The modern light produces two white flashes every 15 seconds, and has a range of 41 km in good visibility. The fog signal, from two designated buildings at each end of the island, were powered by compressed air, generated from the island's power plant in the centre of the island, and delivered by 150 mm cast-iron pipes laid on the ground to top up a series of air tanks located adjacent to both North and South buildings. The North horn provided a single blast of 7 seconds duration every 2¼ minutes and the South horn provided four 2½ second blasts of the same pitch every 2¼ minutes. The North and South horns did not blast together, being approximately 67½ seconds apart. This facility was discontinued in 1989.
The May lighthouse was mentioned in John Buchan's 1934 novel The Free Fishers –
"Far out the brazier on the May was burning with a steady glow, like some low-swung planet shaming with its ardour the cold stars."
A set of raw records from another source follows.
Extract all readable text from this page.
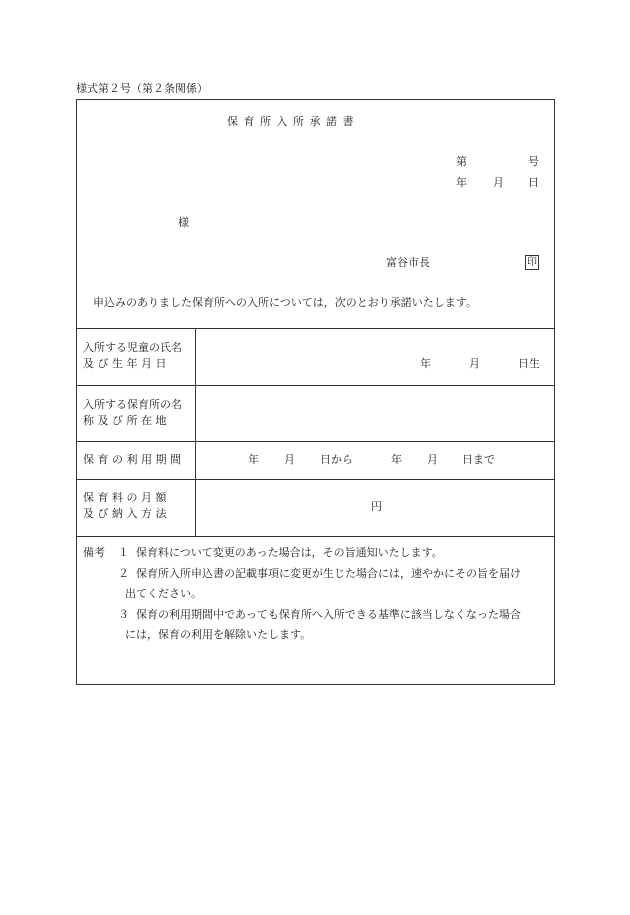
様式第２号（第２条関係）
保 育 所 入 所 承 諾 書
第	号
年 月 日
様
富谷市長	印
申込みのありました保育所への入所については，次のとおり承諾いたします。
入所する児童の氏名
及 び 生 年 月 日	年	月	日生
入所する保育所の名
称 及 び 所 在 地
保 育 の 利 用 期 間	年 月 日から	年 月 日まで
保 育 料 の 月 額
及 び 納 入 方 法
円
備考 １ 保育料について変更のあった場合は，その旨通知いたします。
２ 保育所入所申込書の記載事項に変更が生じた場合には，速やかにその旨を届け
出てください。
３ 保育の利用期間中であっても保育所へ入所できる基準に該当しなくなった場合
には，保育の利用を解除いたします。
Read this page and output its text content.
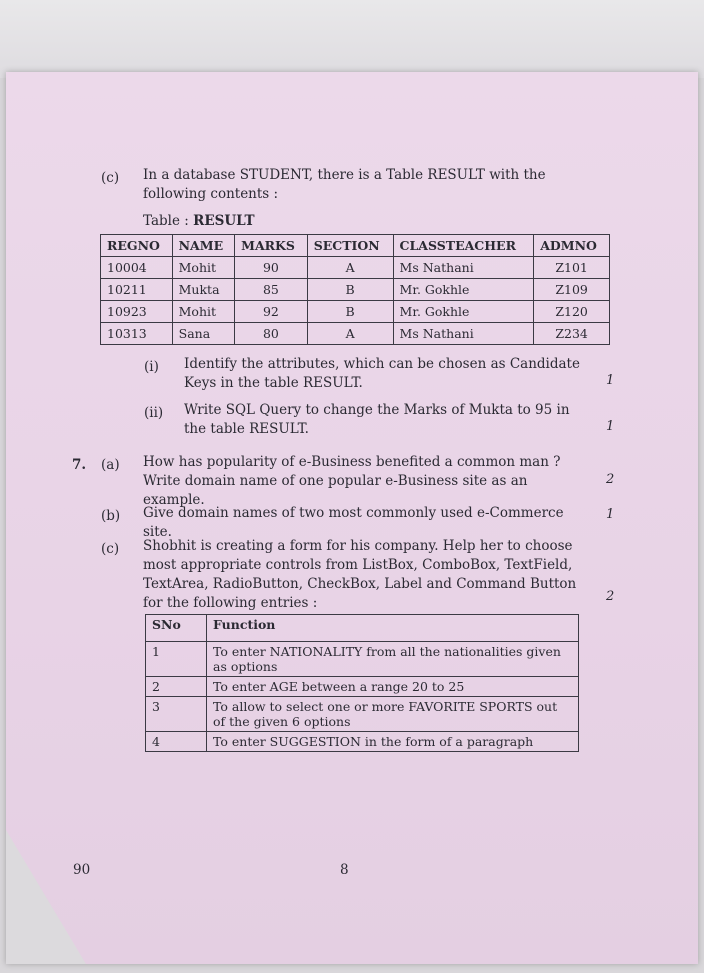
(c) In a database STUDENT, there is a Table RESULT with the following contents :
Table : RESULT
REGNO	NAME	MARKS	SECTION	CLASSTEACHER	ADMNO
10004	Mohit	90	A	Ms Nathani	Z101
10211	Mukta	85	B	Mr. Gokhle	Z109
10923	Mohit	92	B	Mr. Gokhle	Z120
10313	Sana	80	A	Ms Nathani	Z234
(i) Identify the attributes, which can be chosen as Candidate Keys in the table RESULT.	1
(ii) Write SQL Query to change the Marks of Mukta to 95 in the table RESULT.	1
7. (a) How has popularity of e-Business benefited a common man ? Write domain name of one popular e-Business site as an example.
2
(b) Give domain names of two most commonly used e-Commerce site.
1
(c) Shobhit is creating a form for his company. Help her to choose most appropriate controls from ListBox, ComboBox, TextField, TextArea, RadioButton, CheckBox, Label and Command Button for the following entries :	2
SNo	Function
1	To enter NATIONALITY from all the nationalities given as options
2	To enter AGE between a range 20 to 25
3	To allow to select one or more FAVORITE SPORTS out of the given 6 options
4	To enter SUGGESTION in the form of a paragraph
90	8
==Conservation designations==

The Isle of May was designated a national nature reserve in 1956 by the Nature Conservancy (NC). The NC and its successor bodies, the Nature Conservancy Council (NCC), Scottish Natural Heritage and NatureScot, have managed the island since this date, although it remained under the ownership of the Northern Lighthouse Board until 1989. It is now owned by NatureScot.

As well as being an NNR, the Isle of May holds multiple other national and international conservation designations as an important site for wildlife:
- Forth Islands Special Protection Area (SPA)
- Isle of May Site of Special Scientific Interest (SSSI)
- Isle of May Special Area of Conservation (SAC)
- Classified as a Category II protected area by the International Union for Conservation of Nature.